Our great-great-grandfather Carl Christian Anton Christensen (affectionately known as C. C. A.), has been referred to as “undoubtedly the finest 19th-century genre painter of Mormonism and Utah.”1 An early pioneer artist from Denmark, he is best known for his Mormon Panorama—a series of 23 large oil-on-canvas paintings, each measuring 6.5 feet (1.98 m) tall by 9.5 feet (2.9 m) wide, sewn together in continuous runs. Each scene served as a pictorial record of one of the many poignant events in early Church history. I recall Grandmother sharing with me her memories of traveling with her father and C. C. A. to various Latter-day Saint settlements throughout Utah to show the panorama to local congregations. Grandmother told me that as a teenager she helped load the panorama into long wooden boxes, then into the wagon where they were covered with canvas and quilts to protect them. When they arrived at their destination, they enlisted the help of the local brethren to unload the panorama and prepare it for presentation inside the meetinghouse. The panorama was wound out vertically. Poles attached to tripods served as “reels,” which two men—one at each pole—rolled it out slowly so as to provide a synchronous presentation as if it were a motion picture. The direction and intensity of light thrown by the oil lamps was controlled by shades, screens, and mirrors. Grandmother provided the background music by playing the piano. Her music consisted of a combination of various tunes and hymns, giving an added dimension of drama to each scene. It was not uncommon for the congregation to sing along with the hymns that Grandmother played.
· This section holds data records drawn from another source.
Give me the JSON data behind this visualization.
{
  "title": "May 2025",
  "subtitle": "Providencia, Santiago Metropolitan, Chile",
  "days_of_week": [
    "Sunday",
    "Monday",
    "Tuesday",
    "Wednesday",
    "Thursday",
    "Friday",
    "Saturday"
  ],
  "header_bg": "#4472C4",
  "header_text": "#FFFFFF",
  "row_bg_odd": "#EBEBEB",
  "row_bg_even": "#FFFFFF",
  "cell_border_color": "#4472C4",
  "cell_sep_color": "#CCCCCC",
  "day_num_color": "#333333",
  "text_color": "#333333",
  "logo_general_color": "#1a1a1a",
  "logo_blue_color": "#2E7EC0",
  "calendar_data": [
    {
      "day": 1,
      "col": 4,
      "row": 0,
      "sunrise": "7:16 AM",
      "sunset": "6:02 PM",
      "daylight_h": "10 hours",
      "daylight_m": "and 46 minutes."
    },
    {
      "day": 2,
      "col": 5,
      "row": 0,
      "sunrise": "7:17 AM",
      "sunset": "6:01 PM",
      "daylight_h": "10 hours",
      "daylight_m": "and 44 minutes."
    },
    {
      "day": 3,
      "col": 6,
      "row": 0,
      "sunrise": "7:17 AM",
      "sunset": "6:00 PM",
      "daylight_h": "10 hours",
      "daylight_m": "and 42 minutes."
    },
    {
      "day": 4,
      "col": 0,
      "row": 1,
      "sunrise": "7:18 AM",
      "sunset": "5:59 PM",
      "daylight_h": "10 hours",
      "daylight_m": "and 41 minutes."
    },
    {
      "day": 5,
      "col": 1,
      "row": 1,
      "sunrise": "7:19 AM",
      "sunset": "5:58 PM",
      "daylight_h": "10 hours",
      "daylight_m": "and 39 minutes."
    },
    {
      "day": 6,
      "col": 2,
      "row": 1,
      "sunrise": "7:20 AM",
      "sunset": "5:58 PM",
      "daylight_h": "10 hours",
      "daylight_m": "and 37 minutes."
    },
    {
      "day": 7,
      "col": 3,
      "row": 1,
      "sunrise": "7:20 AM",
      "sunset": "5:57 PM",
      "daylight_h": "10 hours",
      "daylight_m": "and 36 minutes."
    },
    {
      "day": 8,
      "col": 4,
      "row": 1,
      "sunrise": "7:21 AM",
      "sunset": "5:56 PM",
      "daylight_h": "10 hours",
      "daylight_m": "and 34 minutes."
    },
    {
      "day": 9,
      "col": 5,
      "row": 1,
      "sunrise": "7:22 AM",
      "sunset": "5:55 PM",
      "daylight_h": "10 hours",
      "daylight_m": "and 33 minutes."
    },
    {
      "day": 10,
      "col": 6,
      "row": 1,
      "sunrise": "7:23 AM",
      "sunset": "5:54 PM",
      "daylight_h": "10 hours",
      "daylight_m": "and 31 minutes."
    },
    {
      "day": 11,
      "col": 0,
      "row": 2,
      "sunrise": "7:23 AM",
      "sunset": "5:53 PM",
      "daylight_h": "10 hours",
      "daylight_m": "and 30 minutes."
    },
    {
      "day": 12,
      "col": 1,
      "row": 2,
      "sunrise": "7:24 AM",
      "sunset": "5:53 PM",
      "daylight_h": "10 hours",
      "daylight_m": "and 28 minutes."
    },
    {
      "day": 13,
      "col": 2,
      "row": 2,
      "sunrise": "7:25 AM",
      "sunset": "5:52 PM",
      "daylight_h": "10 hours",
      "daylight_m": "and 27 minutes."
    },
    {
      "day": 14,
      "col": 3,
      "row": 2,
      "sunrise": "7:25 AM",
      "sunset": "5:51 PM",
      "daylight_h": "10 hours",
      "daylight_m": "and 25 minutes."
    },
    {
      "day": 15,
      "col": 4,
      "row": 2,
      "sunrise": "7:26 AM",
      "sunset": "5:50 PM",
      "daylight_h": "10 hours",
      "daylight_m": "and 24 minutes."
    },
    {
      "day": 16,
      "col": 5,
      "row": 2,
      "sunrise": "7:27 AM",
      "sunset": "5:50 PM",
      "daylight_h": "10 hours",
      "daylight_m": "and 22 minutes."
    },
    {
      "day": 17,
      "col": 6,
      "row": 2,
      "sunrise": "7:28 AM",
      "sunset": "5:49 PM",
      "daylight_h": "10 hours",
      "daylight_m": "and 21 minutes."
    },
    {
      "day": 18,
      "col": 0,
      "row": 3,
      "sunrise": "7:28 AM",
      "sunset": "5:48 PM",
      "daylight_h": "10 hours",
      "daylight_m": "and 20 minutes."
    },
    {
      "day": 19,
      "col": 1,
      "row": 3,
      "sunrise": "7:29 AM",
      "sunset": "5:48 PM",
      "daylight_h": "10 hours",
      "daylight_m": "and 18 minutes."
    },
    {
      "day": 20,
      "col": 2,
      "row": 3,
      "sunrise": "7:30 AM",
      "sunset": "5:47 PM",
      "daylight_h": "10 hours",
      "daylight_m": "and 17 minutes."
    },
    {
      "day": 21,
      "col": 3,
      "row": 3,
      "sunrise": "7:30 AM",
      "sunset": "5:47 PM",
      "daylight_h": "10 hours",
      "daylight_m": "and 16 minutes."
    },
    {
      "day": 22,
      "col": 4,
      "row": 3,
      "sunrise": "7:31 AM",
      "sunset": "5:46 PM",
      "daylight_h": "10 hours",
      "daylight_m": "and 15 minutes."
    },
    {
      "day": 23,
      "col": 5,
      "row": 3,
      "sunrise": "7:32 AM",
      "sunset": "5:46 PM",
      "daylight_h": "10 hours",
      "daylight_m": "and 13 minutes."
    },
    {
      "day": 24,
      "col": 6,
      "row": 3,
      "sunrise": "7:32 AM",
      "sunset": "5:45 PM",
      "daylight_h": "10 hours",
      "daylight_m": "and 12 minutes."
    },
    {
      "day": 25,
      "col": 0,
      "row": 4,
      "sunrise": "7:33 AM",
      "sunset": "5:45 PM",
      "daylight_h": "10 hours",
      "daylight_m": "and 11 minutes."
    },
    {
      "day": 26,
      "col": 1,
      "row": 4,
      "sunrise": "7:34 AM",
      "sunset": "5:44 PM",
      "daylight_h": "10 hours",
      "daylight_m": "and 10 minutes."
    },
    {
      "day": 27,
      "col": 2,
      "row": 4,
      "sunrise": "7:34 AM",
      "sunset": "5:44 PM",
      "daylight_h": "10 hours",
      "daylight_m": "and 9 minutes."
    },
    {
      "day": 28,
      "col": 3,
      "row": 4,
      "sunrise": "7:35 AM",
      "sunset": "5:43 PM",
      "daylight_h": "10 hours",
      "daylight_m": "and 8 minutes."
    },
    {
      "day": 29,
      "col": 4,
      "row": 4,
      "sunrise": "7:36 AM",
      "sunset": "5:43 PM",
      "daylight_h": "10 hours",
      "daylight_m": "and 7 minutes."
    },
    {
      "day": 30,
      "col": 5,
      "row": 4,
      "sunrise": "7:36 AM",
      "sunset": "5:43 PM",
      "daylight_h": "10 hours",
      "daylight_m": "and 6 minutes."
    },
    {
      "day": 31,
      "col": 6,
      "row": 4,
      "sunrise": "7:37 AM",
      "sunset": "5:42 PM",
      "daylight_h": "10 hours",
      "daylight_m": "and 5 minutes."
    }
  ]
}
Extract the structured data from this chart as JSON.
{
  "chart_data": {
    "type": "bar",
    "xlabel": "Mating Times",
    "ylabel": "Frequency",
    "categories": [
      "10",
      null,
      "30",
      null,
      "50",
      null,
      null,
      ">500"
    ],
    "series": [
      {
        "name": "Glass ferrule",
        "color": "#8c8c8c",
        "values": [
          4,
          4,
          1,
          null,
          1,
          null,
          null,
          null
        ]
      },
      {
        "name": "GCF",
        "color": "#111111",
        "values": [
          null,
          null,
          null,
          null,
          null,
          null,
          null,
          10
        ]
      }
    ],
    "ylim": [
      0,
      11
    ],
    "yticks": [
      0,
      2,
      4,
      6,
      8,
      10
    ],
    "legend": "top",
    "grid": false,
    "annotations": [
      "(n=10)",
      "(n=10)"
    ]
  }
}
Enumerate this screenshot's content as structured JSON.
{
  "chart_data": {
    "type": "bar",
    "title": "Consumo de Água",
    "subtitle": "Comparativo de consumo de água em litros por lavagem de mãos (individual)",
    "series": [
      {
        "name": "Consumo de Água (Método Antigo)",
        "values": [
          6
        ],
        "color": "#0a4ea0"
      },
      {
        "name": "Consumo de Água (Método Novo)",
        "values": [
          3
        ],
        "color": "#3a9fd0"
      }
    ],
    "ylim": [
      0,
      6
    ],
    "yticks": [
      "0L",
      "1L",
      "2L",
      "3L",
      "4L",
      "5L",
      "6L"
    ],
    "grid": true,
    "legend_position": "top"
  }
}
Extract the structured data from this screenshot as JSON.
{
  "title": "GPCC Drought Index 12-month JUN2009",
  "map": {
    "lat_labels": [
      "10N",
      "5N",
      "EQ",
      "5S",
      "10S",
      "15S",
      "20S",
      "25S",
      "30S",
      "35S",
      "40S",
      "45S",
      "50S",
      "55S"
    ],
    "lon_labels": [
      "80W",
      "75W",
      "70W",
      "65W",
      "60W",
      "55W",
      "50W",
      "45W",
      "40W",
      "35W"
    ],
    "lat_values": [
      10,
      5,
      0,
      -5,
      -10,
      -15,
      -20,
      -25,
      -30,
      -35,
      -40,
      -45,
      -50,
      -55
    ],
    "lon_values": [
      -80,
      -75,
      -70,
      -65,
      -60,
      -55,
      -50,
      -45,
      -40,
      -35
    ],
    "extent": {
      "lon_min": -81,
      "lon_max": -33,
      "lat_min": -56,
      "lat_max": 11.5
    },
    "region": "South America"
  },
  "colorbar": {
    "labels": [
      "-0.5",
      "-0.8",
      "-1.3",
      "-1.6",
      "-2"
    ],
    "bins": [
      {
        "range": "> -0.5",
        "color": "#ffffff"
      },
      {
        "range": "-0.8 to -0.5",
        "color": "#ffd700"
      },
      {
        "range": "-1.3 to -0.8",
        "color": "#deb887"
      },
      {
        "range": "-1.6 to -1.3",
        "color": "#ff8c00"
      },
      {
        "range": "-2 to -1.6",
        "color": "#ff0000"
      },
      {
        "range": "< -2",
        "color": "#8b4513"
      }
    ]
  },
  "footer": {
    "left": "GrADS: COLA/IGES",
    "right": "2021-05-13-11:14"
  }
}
Grandmother told me that C. C. A. “in a thick Danish accent, would then tell the story of our people. Invariably, the Saints were moved to a level of high emotion.” The experience “was especially moving for those who had actually participated in or witnessed the events being presented.”
Throughout my youth, the painting Winter Quarters, 1846–47 (above), shared the space on the wall above the piano in Grandmother’s neatly kept home in Salt Lake City, Utah, USA. It depicts the temporary settlement on the west bank of the Missouri River in Nebraska Territory, USA, of the Saints who fled from Nauvoo, Illinois, USA. Hanging next to it was the painting Sugar Creek (above right), depicting another site specific to the Mormon exodus. These paintings hung side by side in Grandmother’s home for as far back as I can remember, seemingly enjoying an inseparable companionship. We believe that both paintings were created in the 1880’s in the upstairs studio of C. C. A.’s home, unlike the panorama scenes, which were likely painted in his nearby granary.
As is commonly the case with things of a sentimental nature, the pair of paintings remained in our family for five generations. Years ago our aunt donated Sugar Creek to the Church. For the last 25 years, it has hung next to its longtime companion Winter Quarters, 1846–47 in the main gallery of the Church History Museum. However, unlike Sugar Creek, which is owned by the Church, Winter Quarters, 1846–47 has been on loan from our family.
In December 2009, we, as the five children of Jeanette Taggart Holmes (deceased), came together in a unanimous decision to donate the painting to the Church. Now the two companion paintings, which had shared the space on the wall above the piano in Grandmother’s home for so many years, have been permanently reunited. I feel sure that our great-great-grandfather, my mother, and all others who have acted as generational custodians of this wonderful work would be pleased.